Analyze the slack values for setup and hold violations. If wire delays are high, they will appear as contributing factors in the timing analysis.
c) Report Timing Path Details:
For more detailed analysis, generate a Detailed Timing Report for the critical paths. This can be done using the report_timing command in the Tcl console or through the GUI.
This report shows the exact breakdown of delays along the path, including the wire delays and logic delays for each segment.
d) Use Vivado’s Delay Viewer:
Net Delay Analysis: Use the Net Delay feature in the Vivado IDE to view the actual delay of nets. This helps in identifying long wires that may cause critical delays.
Navigate to Implementation -> Net Delay to view and analyze the delays associated with specific nets.
e) Physical Resource View:
Use the Device View in the Vivado IDE to see the physical placement and routing of the design. This can help you visually inspect long wires and analyze the routing of critical paths.
Paths with excessive wire delays often appear with long, complex routing, which can be mitigated by optimizing the placement.
4. Analyzing and Addressing High Wire Delays:
Critical Path Analysis: Look for paths where the majority of the delay comes from routing rather than logic.
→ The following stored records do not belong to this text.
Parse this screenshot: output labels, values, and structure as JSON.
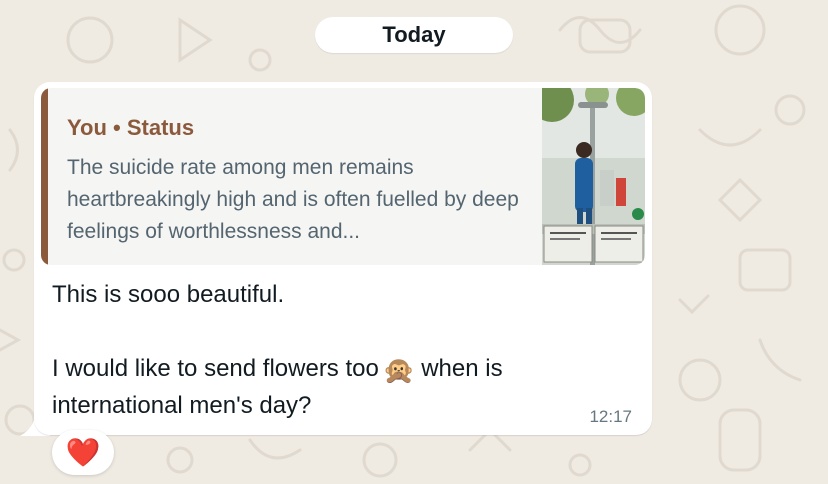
{
  "chat": {
    "date_separator": "Today",
    "message": {
      "reply": {
        "author": "You • Status",
        "text": "The suicide rate among men remains heartbreakingly high and is often fuelled by deep feelings of worthlessness and...",
        "thumbnail_icon": "status-photo-thumbnail"
      },
      "text_line1": "This is sooo beautiful.",
      "text_line2_part1": "I would like to send flowers too",
      "emoji": "🙊",
      "text_line2_part2": "when is international men's day?",
      "time": "12:17",
      "reaction": "❤️"
    }
  },
  "colors": {
    "wallpaper": "#efeae2",
    "bubble": "#ffffff",
    "quote_accent": "#8b5a3c",
    "timestamp": "#667781"
  }
}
High routing delays are typically due to long distances between connected logic blocks.
Re-route Paths: If a specific path has a high delay, Vivado allows you to manually assign or influence the routing to achieve shorter wire lengths. Use the Routing Constraints Editor to manage this.
Reduce fanout: High fanout nets can increase routing delays. Use buffering or register replication to reduce the fanout.
5. Additional Tips:
Use Low-Skew Global Buffers (BUFG): Ensure clocks are routed using low-skew clock buffers.
Optimize I/O Timing: For I/O-heavy designs, optimize input and output timing to reduce I/O delays, which contribute to overall timing.
Run post-implementation simulations: Running simulations after place and route (with back-annotated delays) can help you confirm that wire delays are within acceptable limits.